Existing safety alignment methods for large language models require iterative tuning of the ratio between safety-specific and general-domain data, incurring substantial computational overhead and often degrading general-purpose capabilities. Method: We propose an efficient LoRA-based safety alignment framework. For the first time, we identify and exploit the property that LoRA confines safety-related updates to low-rank subspaces orthogonal to the model’s primary functional subspace—enabling effective refusal training using safety data alone, without mixing general-domain data. Contribution/Results: Our approach delivers a plug-and-play safety patch that significantly enhances model safety with zero degradation in general-domain performance.

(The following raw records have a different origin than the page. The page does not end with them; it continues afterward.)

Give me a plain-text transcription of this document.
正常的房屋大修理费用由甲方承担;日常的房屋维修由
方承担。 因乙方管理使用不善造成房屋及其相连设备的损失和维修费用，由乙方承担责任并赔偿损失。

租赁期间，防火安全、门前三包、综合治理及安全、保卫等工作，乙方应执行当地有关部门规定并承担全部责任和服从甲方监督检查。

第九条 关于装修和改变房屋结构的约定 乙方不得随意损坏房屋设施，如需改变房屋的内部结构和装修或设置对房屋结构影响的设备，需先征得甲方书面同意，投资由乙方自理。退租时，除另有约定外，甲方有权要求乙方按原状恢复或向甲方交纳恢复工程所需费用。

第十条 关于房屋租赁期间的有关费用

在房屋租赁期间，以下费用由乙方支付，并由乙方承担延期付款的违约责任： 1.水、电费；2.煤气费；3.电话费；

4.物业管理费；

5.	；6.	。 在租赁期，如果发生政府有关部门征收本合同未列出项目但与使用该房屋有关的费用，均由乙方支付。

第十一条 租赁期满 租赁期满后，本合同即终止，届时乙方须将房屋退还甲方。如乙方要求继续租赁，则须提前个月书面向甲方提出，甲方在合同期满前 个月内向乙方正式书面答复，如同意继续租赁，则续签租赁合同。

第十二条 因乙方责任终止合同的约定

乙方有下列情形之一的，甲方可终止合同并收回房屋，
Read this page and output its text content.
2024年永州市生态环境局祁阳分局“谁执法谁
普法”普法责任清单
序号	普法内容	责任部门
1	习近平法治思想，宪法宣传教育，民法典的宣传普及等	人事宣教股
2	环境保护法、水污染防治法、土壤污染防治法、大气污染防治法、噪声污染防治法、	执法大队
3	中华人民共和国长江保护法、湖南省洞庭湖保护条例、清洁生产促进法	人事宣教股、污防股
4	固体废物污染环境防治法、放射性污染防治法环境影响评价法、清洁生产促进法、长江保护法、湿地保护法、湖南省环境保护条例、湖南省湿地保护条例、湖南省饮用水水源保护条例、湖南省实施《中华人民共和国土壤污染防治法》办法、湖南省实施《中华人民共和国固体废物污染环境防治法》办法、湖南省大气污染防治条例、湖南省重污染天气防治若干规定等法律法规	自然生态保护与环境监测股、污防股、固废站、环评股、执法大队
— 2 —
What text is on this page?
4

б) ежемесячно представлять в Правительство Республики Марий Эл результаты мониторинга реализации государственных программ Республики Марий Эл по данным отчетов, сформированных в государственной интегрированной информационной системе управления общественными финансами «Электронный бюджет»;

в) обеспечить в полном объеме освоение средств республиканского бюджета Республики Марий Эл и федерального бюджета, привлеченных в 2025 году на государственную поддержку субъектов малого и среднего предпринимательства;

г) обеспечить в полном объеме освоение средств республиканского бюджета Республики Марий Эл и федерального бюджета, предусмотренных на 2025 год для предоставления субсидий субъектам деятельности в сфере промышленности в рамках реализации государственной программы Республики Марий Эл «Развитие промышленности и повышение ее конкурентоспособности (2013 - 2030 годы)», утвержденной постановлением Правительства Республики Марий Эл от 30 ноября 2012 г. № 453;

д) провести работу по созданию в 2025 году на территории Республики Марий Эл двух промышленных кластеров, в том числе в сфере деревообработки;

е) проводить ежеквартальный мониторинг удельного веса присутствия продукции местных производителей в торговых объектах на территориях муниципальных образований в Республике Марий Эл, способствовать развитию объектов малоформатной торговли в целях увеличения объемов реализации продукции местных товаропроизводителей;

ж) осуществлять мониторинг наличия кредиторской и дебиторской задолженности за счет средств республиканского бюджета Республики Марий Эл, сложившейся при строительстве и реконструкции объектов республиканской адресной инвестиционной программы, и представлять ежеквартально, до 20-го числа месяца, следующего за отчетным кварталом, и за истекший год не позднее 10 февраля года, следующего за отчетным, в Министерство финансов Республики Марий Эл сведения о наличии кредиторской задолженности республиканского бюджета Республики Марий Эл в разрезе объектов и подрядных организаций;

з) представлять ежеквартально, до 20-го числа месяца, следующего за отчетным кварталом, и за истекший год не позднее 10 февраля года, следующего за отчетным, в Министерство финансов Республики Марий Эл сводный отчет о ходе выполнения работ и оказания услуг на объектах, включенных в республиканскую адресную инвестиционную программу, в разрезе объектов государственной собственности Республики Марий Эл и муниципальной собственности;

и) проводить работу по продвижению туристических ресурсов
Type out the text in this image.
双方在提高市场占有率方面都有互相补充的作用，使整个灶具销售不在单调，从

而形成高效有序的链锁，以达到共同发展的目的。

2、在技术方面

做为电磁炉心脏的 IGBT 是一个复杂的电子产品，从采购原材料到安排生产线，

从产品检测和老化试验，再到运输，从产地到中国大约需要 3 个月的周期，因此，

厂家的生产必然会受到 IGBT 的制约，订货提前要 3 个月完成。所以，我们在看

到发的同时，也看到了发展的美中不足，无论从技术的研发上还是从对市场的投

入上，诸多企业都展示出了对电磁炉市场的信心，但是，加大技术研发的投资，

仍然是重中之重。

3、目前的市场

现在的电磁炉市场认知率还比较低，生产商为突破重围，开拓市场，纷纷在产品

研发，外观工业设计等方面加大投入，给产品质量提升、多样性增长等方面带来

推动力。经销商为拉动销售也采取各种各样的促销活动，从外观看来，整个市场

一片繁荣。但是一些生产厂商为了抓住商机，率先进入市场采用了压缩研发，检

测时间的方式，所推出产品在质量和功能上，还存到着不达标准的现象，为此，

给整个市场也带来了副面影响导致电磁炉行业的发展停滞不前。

It eliminates the need for costly hyperparameter search over data mixing ratios, reducing training cost by up to an order of magnitude. The method exhibits strong scalability and deployment flexibility, making it suitable for resource-constrained and production environments.

Safety alignment is essential for building trustworthy artificial intelligence, yet it remains challenging to enhance model safety without degrading general performance. Current approaches require computationally expensive searches for the optimal proportion of safety-critical and general-purpose data to balance safety and general performance, incurring high costs with limited gains. In this work, we show that LoRA-based Refusal-training enables performance-preserving safety alignment even when trained solely on safety data, demonstrating that LoRA serves as cost-efficient, performance-preserving, and plug-and-play safety patches. Beyond empirical findings, we provide both theoretical and experimental evidence that LoRA effectively decouples safety into a low-rank subspace largely orthogonal to the model's intrinsic transformation space, ensuring that safety enhancements do not interfere with inherent capabilities.